Birisinin hayalini herkesin hafızasına çizmeye çalışan bu anlayış nasıl iyimser karşılanabilir?
Kim kimi aldatıyor?
12 Haziran seçimi kader günüdür.”demişti.
Bu sözleri söyleyen kişi bugün, o gün “BOP eş başkanı” diye hedef aldığı kişiyle ortak siyaset yürütüyor.
Dün kırmızı halı eleştirisi yapanlar, bugün aynı aktörlerle sessizce görüşüyor.
Dün “büyük Kürdistan planı”na karşı çıkıp uyarı üstüne uyarı yapanlar, bugün aynı bölgesel adımların içinde rol alıyor.
Peki ne değişti?
Siyaset ilkeleri mi, yoksa sadece koltuğun rengi mi?
Bu milletin soruları haklı ve nettir:
Madem terörle mücadele bu kadar basitti, neden 40 yıl önce yapılmadı?
Neden 25 yıl önce yapılmadı?
Bebek katili yakalandığında neden yapılmadı?
İdam kararı çıktığında neden uygulanmadı?
Ve o idam dosyası neden Başbakan Yardımcısı olduğunuz dönemde masanızda BEKLETİLDİ?
Bu sorular ortadayken, bugün çıkıp “darağacı” romantizmi yapmak siyasi samimiyetin değil, siyasi makyajın göstergesidir.
Millet, o dosyanın neden rafta beklediğini, kimin terörle mücadelenin kritik dönemeçlerinde nasıl tutum aldığını, dün başka bugün başka konuşanları çok iyi biliyor.
Dün İmralı trafiğine ateş püskürenlerin, bugün aynı trafiği “devlet aklı” diye meşrulaştırması hafızalarda.
Dün Barzani’ye kırmızı halı serilmesini eleştirenlerin, bugün aynı temaslara sessiz kalması hafızalarda.
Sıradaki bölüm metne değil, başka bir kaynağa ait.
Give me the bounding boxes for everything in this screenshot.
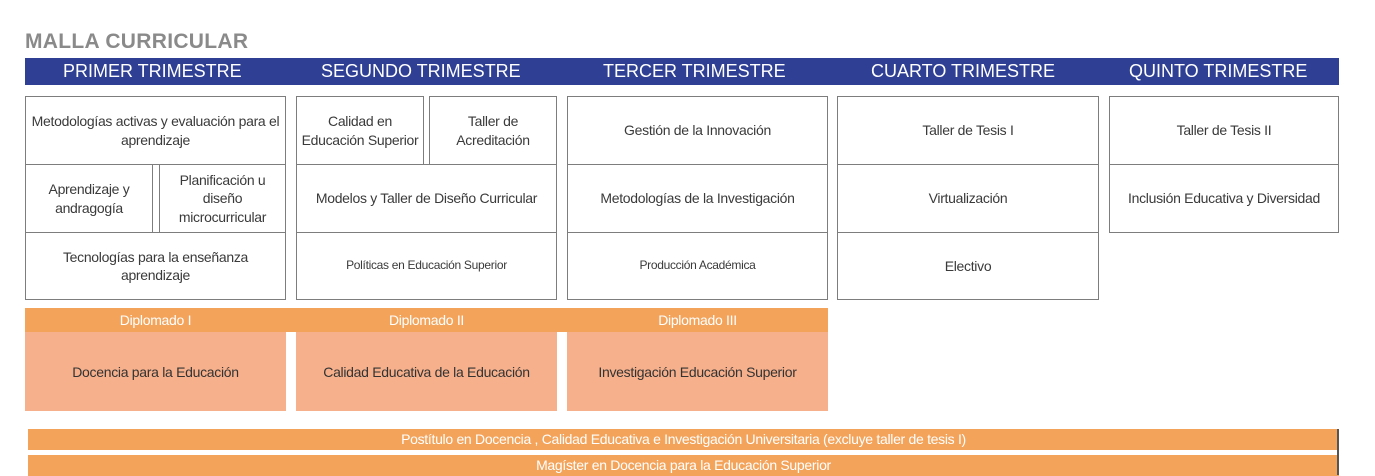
header-trimestre-4: CUARTO TRIMESTRE — [871, 61, 1056, 81]
course-t3-gestion-innovacion: Gestión de la Innovación — [567, 96, 828, 165]
diplomado-2-nombre: Calidad Educativa de la Educación — [296, 332, 557, 411]
diplomado-1-nombre: Docencia para la Educación — [25, 332, 286, 411]
course-t5-inclusion-educativa: Inclusión Educativa y Diversidad — [1109, 164, 1339, 233]
course-t1-aprendizaje-andragogia: Aprendizaje y andragogía — [25, 164, 153, 233]
trimester-header-bar — [25, 58, 1339, 85]
header-trimestre-1: PRIMER TRIMESTRE — [63, 61, 242, 81]
page-title: MALLA CURRICULAR — [25, 30, 249, 53]
course-t2-taller-acreditacion: Taller de Acreditación — [429, 96, 557, 165]
course-t3-metodologias-investigacion: Metodologías de la Investigación — [567, 164, 828, 233]
diplomado-3-nombre: Investigación Educación Superior — [567, 332, 828, 411]
course-t4-virtualizacion: Virtualización — [837, 164, 1099, 233]
diplomado-1-label: Diplomado I — [119, 312, 192, 328]
cell-divider — [152, 164, 153, 233]
course-t5-taller-tesis-2: Taller de Tesis II — [1109, 96, 1339, 165]
header-trimestre-5: QUINTO TRIMESTRE — [1129, 61, 1308, 81]
course-t1-planificacion-diseno: Planificación u diseño microcurricular — [159, 164, 286, 233]
header-trimestre-2: SEGUNDO TRIMESTRE — [321, 61, 521, 81]
course-t1-tecnologias: Tecnologías para la enseñanza aprendizaje — [25, 232, 286, 300]
course-t2-calidad-educacion-superior: Calidad en Educación Superior — [296, 96, 424, 165]
bar-edge — [1337, 429, 1339, 475]
header-trimestre-3: TERCER TRIMESTRE — [603, 61, 786, 81]
course-t1-metodologias-activas: Metodologías activas y evaluación para el aprendizaje — [25, 96, 286, 165]
course-t2-politicas: Políticas en Educación Superior — [296, 232, 557, 300]
diplomado-3-label: Diplomado III — [658, 312, 737, 328]
course-t4-taller-tesis-1: Taller de Tesis I — [837, 96, 1099, 165]
magister-bar: Magíster en Docencia para la Educación Superior — [28, 455, 1339, 476]
course-t4-electivo: Electivo — [837, 232, 1099, 300]
postitulo-bar: Postítulo en Docencia , Calidad Educativa e Investigación Universitaria (excluye taller de tesis I) — [28, 429, 1339, 450]
diplomado-2-label: Diplomado II — [389, 312, 464, 328]
course-t2-modelos-diseno-curricular: Modelos y Taller de Diseño Curricular — [296, 164, 557, 233]
course-t3-produccion-academica: Producción Académica — [567, 232, 828, 300]
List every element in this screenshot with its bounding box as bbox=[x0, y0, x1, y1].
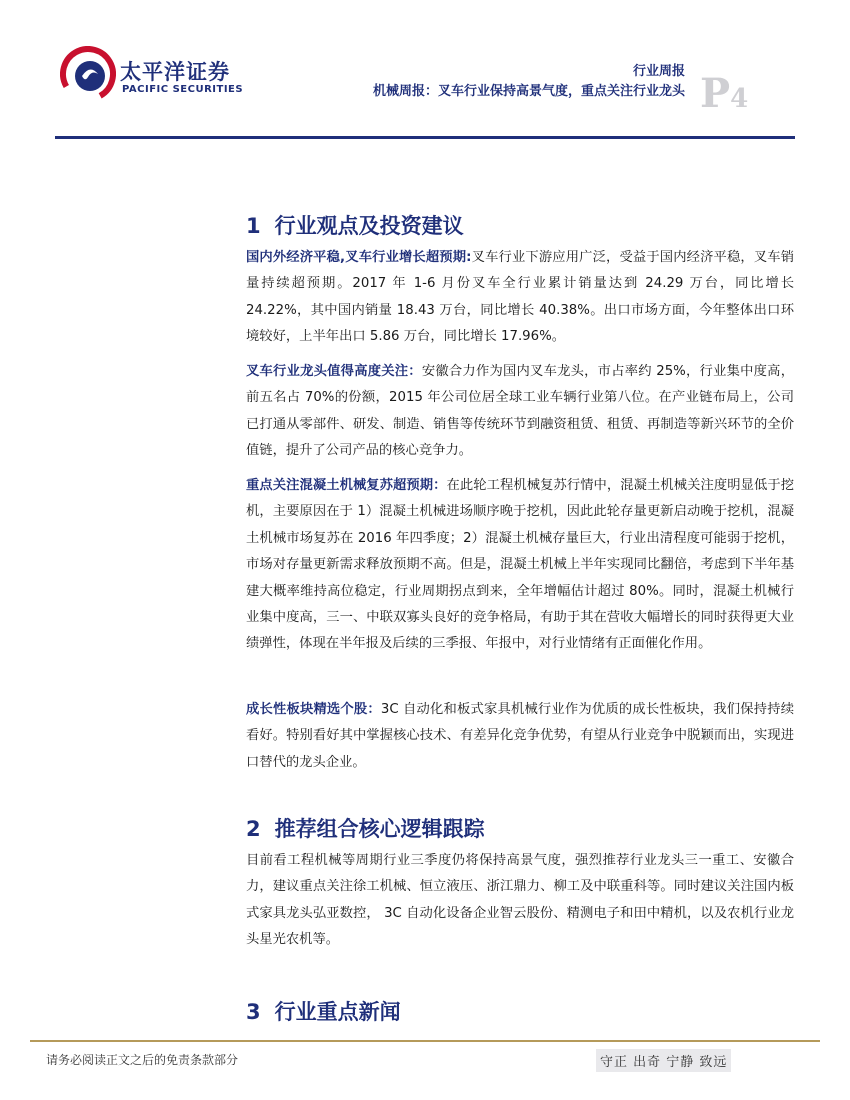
paragraph-text: 3C 自动化和板式家具机械行业作为优质的成长性板块，我们保持持续看好。特别看好其中掌握核心技术、有差异化竞争优势，有望从行业竞争中脱颖而出，实现进口替代的龙头企业。 bbox=[246, 702, 795, 770]
paragraph-lead: 成长性板块精选个股： bbox=[246, 702, 381, 717]
paragraph bbox=[246, 359, 794, 465]
section-heading bbox=[246, 996, 401, 1026]
company-logo bbox=[60, 46, 260, 108]
section-heading bbox=[246, 813, 485, 843]
footer-disclaimer: 请务必阅读正文之后的免责条款部分 bbox=[46, 1053, 239, 1067]
paragraph-text: 叉车行业下游应用广泛，受益于国内经济平稳，叉车销量持续超预期。2017 年 1-6 月份叉车全行业累计销量达到 24.29 万台，同比增长 24.22%，其中国内销量 18.43 万台，同比增长 40.38%。出口市场方面，今年整体出口环境较好，上半年出口 5.86 万台，同比增长 17.96%。 bbox=[246, 250, 795, 345]
paragraph bbox=[246, 473, 794, 658]
section-title: 行业重点新闻 bbox=[274, 1000, 401, 1024]
paragraph-text: 在此轮工程机械复苏行情中，混凝土机械关注度明显低于挖机，主要原因在于 1）混凝土机械进场顺序晚于挖机，因此此轮存量更新启动晚于挖机，混凝土机械市场复苏在 2016 年四季度；2）混凝土机械存量巨大，行业出清程度可能弱于挖机，市场对存量更新需求释放预期不高。但是，混凝土机械上半年实现同比翻倍，考虑到下半年基建大概率维持高位稳定，行业周期拐点到来，全年增幅估计超过 80%。同时，混凝土机械行业集中度高，三一、中联双寡头良好的竞争格局，有助于其在营收大幅增长的同时获得更大业绩弹性，体现在半年报及后续的三季报、年报中，对行业情绪有正面催化作用。 bbox=[246, 478, 795, 652]
section-heading bbox=[246, 210, 464, 240]
paragraph bbox=[246, 245, 794, 351]
page-number bbox=[700, 70, 748, 117]
section-number: 1 bbox=[246, 214, 261, 238]
footer-divider bbox=[30, 1040, 820, 1042]
paragraph-lead: 重点关注混凝土机械复苏超预期： bbox=[246, 478, 447, 493]
paragraph bbox=[246, 697, 794, 776]
paragraph-lead: 国内外经济平稳,叉车行业增长超预期: bbox=[246, 250, 472, 265]
paragraph bbox=[246, 848, 794, 954]
report-title: 机械周报：叉车行业保持高景气度，重点关注行业龙头 bbox=[372, 84, 685, 99]
paragraph-lead: 叉车行业龙头值得高度关注： bbox=[246, 364, 422, 379]
logo-english-name: PACIFIC SECURITIES bbox=[122, 84, 244, 95]
pacific-securities-logo-icon bbox=[60, 46, 116, 102]
page-prefix: P bbox=[700, 70, 731, 117]
section-title: 推荐组合核心逻辑跟踪 bbox=[274, 817, 485, 841]
section-title: 行业观点及投资建议 bbox=[274, 214, 464, 238]
logo-chinese-name: 太平洋证券 bbox=[120, 60, 230, 84]
paragraph-text: 安徽合力作为国内叉车龙头，市占率约 25%，行业集中度高，前五名占 70%的份额，2015 年公司位居全球工业车辆行业第八位。在产业链布局上，公司已打通从零部件、研发、制造、销售等传统环节到融资租赁、租赁、再制造等新兴环节的全价值链，提升了公司产品的核心竞争力。 bbox=[246, 364, 795, 459]
paragraph-text: 目前看工程机械等周期行业三季度仍将保持高景气度，强烈推荐行业龙头三一重工、安徽合力，建议重点关注徐工机械、恒立液压、浙江鼎力、柳工及中联重科等。同时建议关注国内板式家具龙头弘亚数控， 3C 自动化设备企业智云股份、精测电子和田中精机，以及农机行业龙头星光农机等。 bbox=[246, 853, 794, 948]
header-divider bbox=[55, 136, 795, 139]
section-number: 2 bbox=[246, 817, 261, 841]
footer-motto: 守正 出奇 宁静 致远 bbox=[596, 1049, 731, 1072]
report-type: 行业周报 bbox=[632, 64, 685, 79]
section-number: 3 bbox=[246, 1000, 261, 1024]
page-number-value: 4 bbox=[730, 84, 749, 114]
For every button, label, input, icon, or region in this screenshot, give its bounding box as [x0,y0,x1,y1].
Dün çözüm sürecinin mimarlarını “hesap verecekler” diye tehdit edenlerin, bugün çözüm sürecinin bütün sorumlularıyla siyasi ortaklık kurması da hafızalarda.
Arşiv bütün bu çelişkileri bir bir kaydetmiş durumda.
Ve her sayfası şunu söylüyor:
Türkiye’de asıl sorun terörden önce, terörün üzerinden siyaset üretip dünle bugün arasında uçurum açanların tutarsızlığıdır.
Bugün sloganlara değil, geçmişle yüzleşmeye ihtiyaç vardır.
Ve yüzleşmeden kaçan hiçbir siyasi aktör, ne terörle mücadelede ne de memleketin geleceğinde gerçek bir güven inşa edemez.